It’s time to fire up the grill.
Alberta beef is King of the barbeque, and consumers are happily making the annual switch from winter stews to the summer grill.
In this post, Corey Meyer shares some tips and insights from across the counter at ACME Meat Market.
“When we think BBQ, we think steak. For good reason. Steaks are always best for grilling – done well, it brings out the exceptional flavour and quality. For many of my customers, the BBQ is a stage – and the grilling a performance. There are a few tips that I share with my customers to make the most of their grilling experience.”
The Cowboy Cut – A Cut Above
A standard cut for steaks is 1 inch thick, but we go even a bit thicker for grilling – 1 ½ inches works well. Bone-in rib-eye is popular, but my favourite is the cowboy cut. You get a generous meal – sometimes even with leftovers for a sandwich the next day. The cowboy cut is a rib steak, cut about 1 ½ to 2 inches thick, with frenched bone. It’s a simple cut, but still eye-catching to plate.

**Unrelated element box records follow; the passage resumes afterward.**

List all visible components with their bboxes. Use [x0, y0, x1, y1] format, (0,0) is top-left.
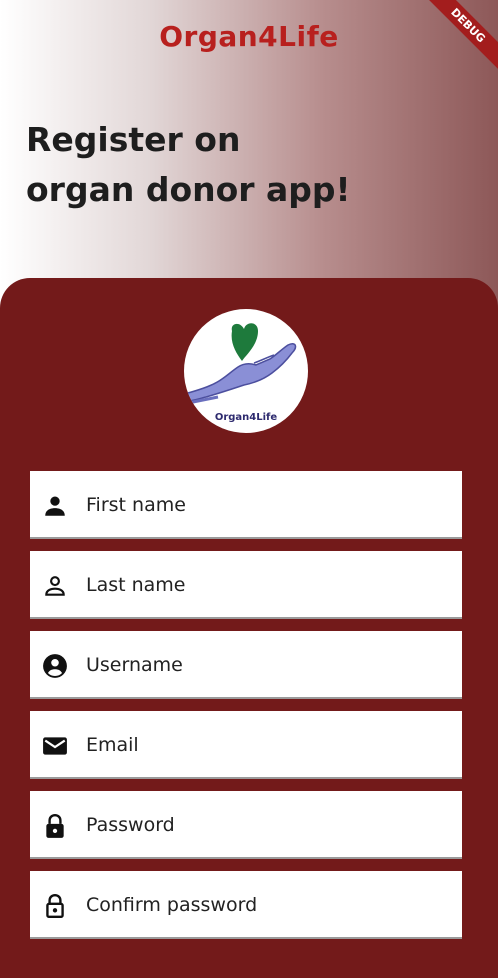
last-name-label: Last name: [86, 574, 186, 596]
mail-icon: [43, 737, 67, 755]
password-field[interactable]: Password: [30, 791, 462, 859]
lock-icon: [46, 813, 64, 838]
email-label: Email: [86, 734, 139, 756]
first-name-label: First name: [86, 494, 186, 516]
lock-outline-icon: [46, 893, 64, 919]
registration-panel: Organ4Life First name Last name Username: [0, 278, 498, 978]
first-name-field[interactable]: First name: [30, 471, 462, 539]
logo-label: Organ4Life: [214, 412, 278, 423]
password-label: Password: [86, 814, 175, 836]
person-outline-icon: [45, 576, 65, 596]
debug-label: DEBUG: [418, 0, 498, 75]
person-icon: [45, 496, 65, 516]
app-logo: Organ4Life: [184, 309, 308, 433]
confirm-password-field[interactable]: Confirm password: [30, 871, 462, 939]
confirm-password-label: Confirm password: [86, 894, 258, 916]
username-field[interactable]: Username: [30, 631, 462, 699]
email-field[interactable]: Email: [30, 711, 462, 779]
username-label: Username: [86, 654, 183, 676]
account-circle-icon: [43, 654, 67, 678]
last-name-field[interactable]: Last name: [30, 551, 462, 619]
page-headline: Register on organ donor app!: [26, 120, 351, 209]
debug-banner: DEBUG: [418, 0, 498, 80]
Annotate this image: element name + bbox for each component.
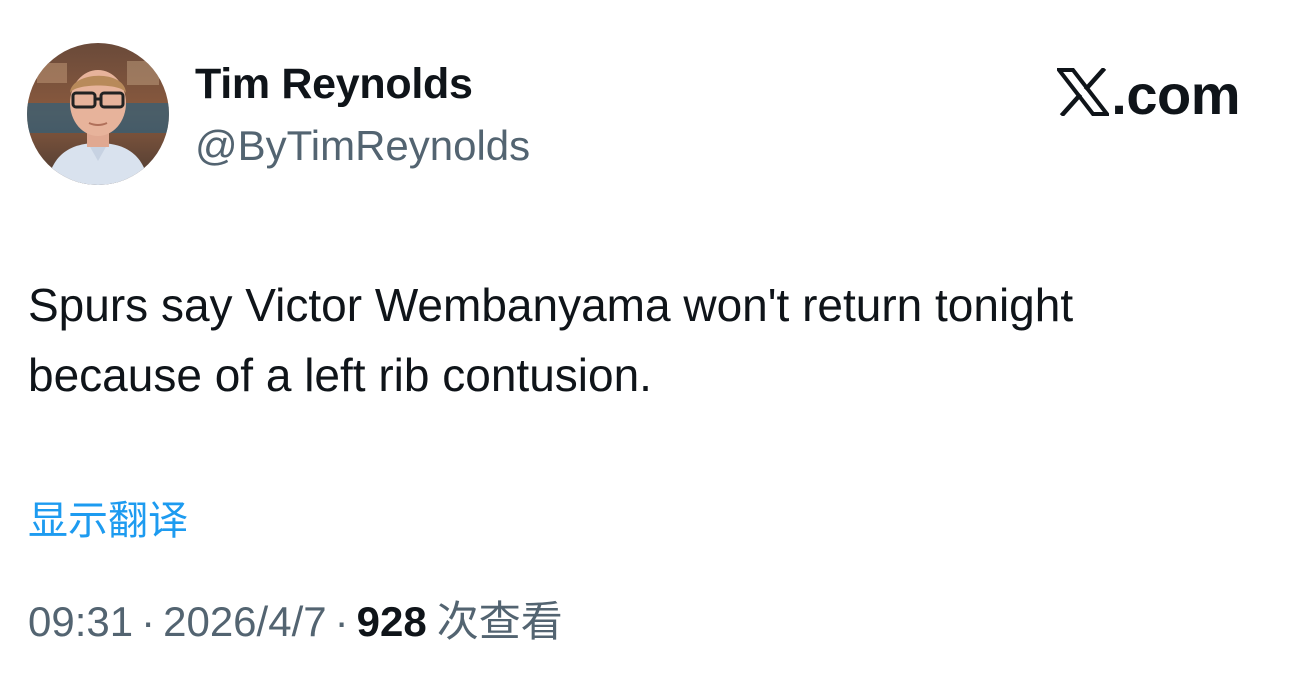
author-handle[interactable]: @ByTimReynolds <box>195 122 530 170</box>
show-translation-link[interactable]: 显示翻译 <box>28 488 188 546</box>
avatar-photo-icon <box>27 43 169 185</box>
views-label: 次查看 <box>436 597 563 646</box>
brand-domain-label: .com <box>1111 63 1240 126</box>
tweet-text: Spurs say Victor Wembanyama won't return… <box>28 279 1074 401</box>
author-display-name[interactable]: Tim Reynolds <box>195 60 473 109</box>
author-avatar[interactable] <box>27 43 169 185</box>
tweet-card: Tim Reynolds @ByTimReynolds .com Spurs s… <box>0 0 1290 674</box>
x-brand: .com <box>1055 62 1240 127</box>
x-logo-icon <box>1055 66 1112 121</box>
tweet-time[interactable]: 09:31 <box>28 598 133 646</box>
meta-separator: · <box>334 598 349 645</box>
tweet-date[interactable]: 2026/4/7 <box>163 598 327 646</box>
views-count[interactable]: 928 <box>357 598 427 646</box>
meta-separator: · <box>141 598 156 645</box>
tweet-meta: 09:31 · 2026/4/7 · 928 次查看 <box>28 588 563 649</box>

Grilled burgers are always a hit too of course. In our shop, “What’s your grind?” is an important question. Our customers know the product and ask for what they want: ⅓ short rib, ⅓ brisket, and ⅓ chuck is most popular. Some prefer it finely ground, and others chunky. We give them choice.
One other grill trend I noticed starting last season was increased demand for cuts like flank and skirt steak. It’s something new for people looking for something different from grilling rib-eye steaks. Perhaps considered lesser quality steaks, people are embracing them for their flavours. They marinate well, you can grill and serve them sliced family style with chimichurri for a deliciously creative dinner.
Read: Hey Corey from the first edition of ABP Magazine
Grilling steaks is a science, and everyone swears by their own formula, but the standard is six minutes, flip, then four. I prefer the usual sear method, but the reverse-sear has been popular for some years now too.
The usual sear involves starting with a super hot grill to seal the juices in, then moving to lower heat to finish. In a reverse sear, you start the steak on medium heat, cook to almost finish, and then move to high heat for that strong seared finish and clean grill marks.
Fads like reverse sear have been more prevalent this past year, for people with more time on social media, watching videos, picking up chef tips to apply in their kitchens. This is really positive — as more than ever before, people are more involved in what they eat, where it comes from and how it’s prepared. It’s terrific. We are gearing up for a great grilling season ahead and hold hope that backyards across Alberta will be once again filled with family and friends, and of course, Alberta beef on the BBQ.